Vero Beach. Tropical Storm Nicole blew homes off the Florida coast into the Atlantic Ocean Thursday, threatening multi-story buildings in places where Hurricane Ian destroyed boardwalks just weeks ago.
The storm, which caused at least two deaths, was the first hurricane to make landfall in Florida in a November month in 37 years, and only the third on record. He dealt another devastating blow weeks after Ian It hit the coast of the state in the Gulf of Mexico, where it caused the death of more than 130 people and destroyed thousands of houses.

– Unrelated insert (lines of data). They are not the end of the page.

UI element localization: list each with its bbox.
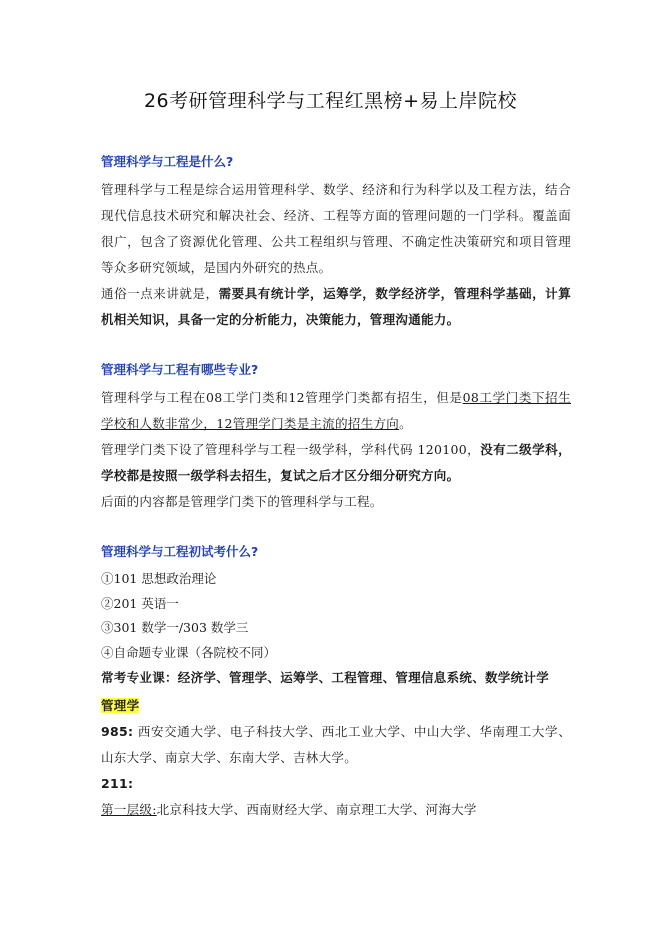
paragraph	[101, 437, 571, 489]
section-majors	[101, 360, 571, 515]
highlighted-label: 管理学	[101, 698, 140, 713]
common-subjects: 常考专业课：经济学、管理学、运筹学、工程管理、管理信息系统、数学统计学	[101, 670, 550, 685]
text-span: 管理科学与工程在08工学门类和12管理学门类都有招生，但是	[101, 390, 463, 405]
text-span: 西安交通大学、电子科技大学、西北工业大学、中山大学、华南理工大学、山东大学、南京大学、东南大学、吉林大学。	[101, 724, 571, 765]
section-what-is	[101, 152, 571, 333]
list-item: ③301 数学一/303 数学三	[101, 620, 249, 635]
underlined-text: 08工学门类下招生学校和人数非常少，12管理学门类是主流的招生方向	[101, 390, 572, 431]
list-item: ①101 思想政治理论	[101, 571, 217, 586]
section-heading: 管理科学与工程是什么?	[101, 154, 234, 169]
text-span: 北京科技大学、西南财经大学、南京理工大学、河海大学	[156, 802, 477, 817]
bold-text: 需要具有统计学，运筹学，数学经济学，管理科学基础，计算机相关知识，具备一定的分析能力，决策能力，管理沟通能力。	[101, 286, 572, 327]
section-heading: 管理科学与工程初试考什么?	[101, 544, 259, 559]
section-exam	[101, 542, 571, 823]
tier-line	[101, 797, 571, 823]
paragraph-985	[101, 719, 571, 771]
page-title: 26考研管理科学与工程红黑榜+易上岸院校	[143, 90, 518, 112]
paragraph	[101, 281, 571, 333]
list-item: ②201 英语一	[101, 595, 179, 611]
text-span: 通俗一点来讲就是，	[101, 286, 219, 301]
bold-text: 没有二级学科，学校都是按照一级学科去招生，复试之后才区分细分研究方向。	[101, 442, 571, 483]
label-211: 211:	[101, 776, 134, 791]
paragraph: 管理科学与工程是综合运用管理科学、数学、经济和行为科学以及工程方法，结合现代信息技术研究和解决社会、经济、工程等方面的管理问题的一门学科。覆盖面很广，包含了资源优化管理、公共工程组织与管理、不确定性决策研究和项目管理等众多研究领域，是国内外研究的热点。	[101, 182, 571, 275]
text-span: 。	[399, 416, 412, 431]
label-985: 985:	[101, 724, 134, 739]
paragraph	[101, 385, 571, 437]
highlight-line	[101, 693, 571, 719]
section-heading: 管理科学与工程有哪些专业?	[101, 362, 259, 377]
text-span: 管理学门类下设了管理科学与工程一级学科，学科代码 120100，	[101, 442, 481, 457]
list-item: ④自命题专业课（各院校不同）	[101, 644, 277, 660]
paragraph: 后面的内容都是管理学门类下的管理科学与工程。	[101, 494, 383, 509]
tier-label: 第一层级:	[101, 802, 157, 817]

Although the winds of Nicole subsided after it made landfall as a Category One hurricane around 3 a.m. Thursday near Vero Beach, its storm surge battering shorelines in the communities of Wilbur-by-the-Sea and Daytona Beach Shores, causing some houses will end up in the ocean.
Authorities in Volusia County, northeast of Orlando, said Thursday night that building inspectors had declared 24 hotels and condominiums in Daytona Beach Shores and New Smyrna Beach unsafe and had ordered them evacuated. At least 25 single-family homes in Wilbur-by-the-Sea had been declared structurally unsafe by building inspectors and were also evacuated, county officials said.
“The structural damage to our coastline is unprecedented. We have never experienced anything like this before,” County Manager George Recktenwald said during a previous press conference, noting that it is unknown when it will be safe for evacuated residents to return to their homes.
County Police Chief Mike Chitwood said on social media that several waterfront homes in Wilbur-by-the-Sea had collapsed and other properties were at “imminent risk.” He said most of the bridges leading to beachside properties had been closed to all but essential personnel, and a curfew had been imposed.
Nicole it was a large system, covering most of the state of Florida and reaching Georgia and the Carolinas before dawn Thursday. Its tropical storm-force winds extended up to 450 miles (720 kilometers) from its center in some directions as it turned northward over central Florida.
Although the winds of Nicole They caused minimal damage, their storm surge more destructive than it might have been in the past because seas are rising as the planet’s ice melts due to climate change, said Princeton University climatologist Michael Oppenheimer.